Although several studies have found that PC-RPLND histology predicts extra-retroperitoneal histology better than other clinical variables, it does not overcome the substantial histologic discordance between different sites of residual disease[11, 12, 15, 20]. Since PC-RPLND histology cannot accurately predict the histology of other sites, it should not dictate the decision to resect residual hepatic masses, as unresected residual disease places patients at unnecessary risk for devastating late relapse[21, 22].

The small number of patients in this cohort limits our ability to determine predictive factors associated with histologic discordance. Furthermore, patients who progress with liver metastases may be a distinct clinical entity from those who initially present with liver disease, however we lack sufficient numbers for comparisons. The rates of viable GCT after second-line chemotherapy in our cohort were relatively low compared to other reported series[4]. This results in part from selection bias; only patients able to undergo post-chemotherapy surgery were included, as patients not responding to second-line chemotherapy with multiple sites of refractory disease may not be candidates for combined PC-RPLND and liver resection. Additionally, the lower rates of viable GCT may also be influenced by the improved efficacy of taxane-based regimens used at our center [4].

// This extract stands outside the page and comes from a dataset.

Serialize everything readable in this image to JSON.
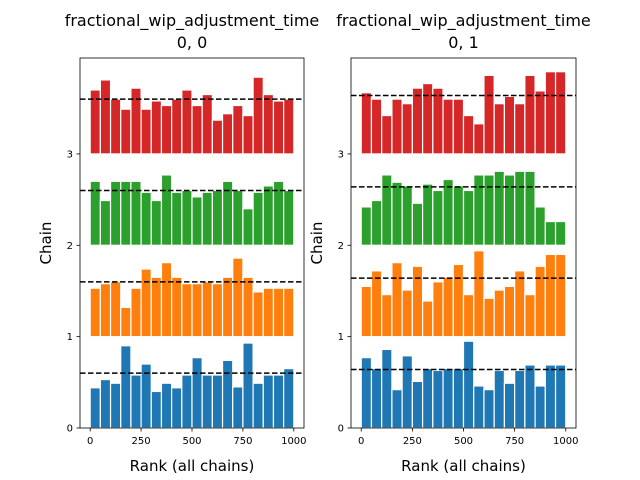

Regardless, in patients where surgery is feasible, aggressive management appears justified, as our patients experienced a favorable 3-year estimated cancer-specific survival of 75%, despite liver metastasis usually being associated with a poor prognosis. Since our survival rate is similar to the reported experiences from other centers, our data further supports the potential for favorable survival outcomes after hepatic resection[1619].

Conclusion

In our contemporary series of patients undergoing PC-RPLND and liver resection, patients with necrosis only in their PC-RPLND specimen still had a substantial rate of teratoma or viable GCT in the liver. This histologic discordance rate is similar to the majority of other reported experiences and is in line with known histologic discordance at other extra-retroperitoneal sites. Our data supports post-chemotherapy hepatic resections in patients who are good candidates for surgery, given the favorable survival rates and known histologic discordance.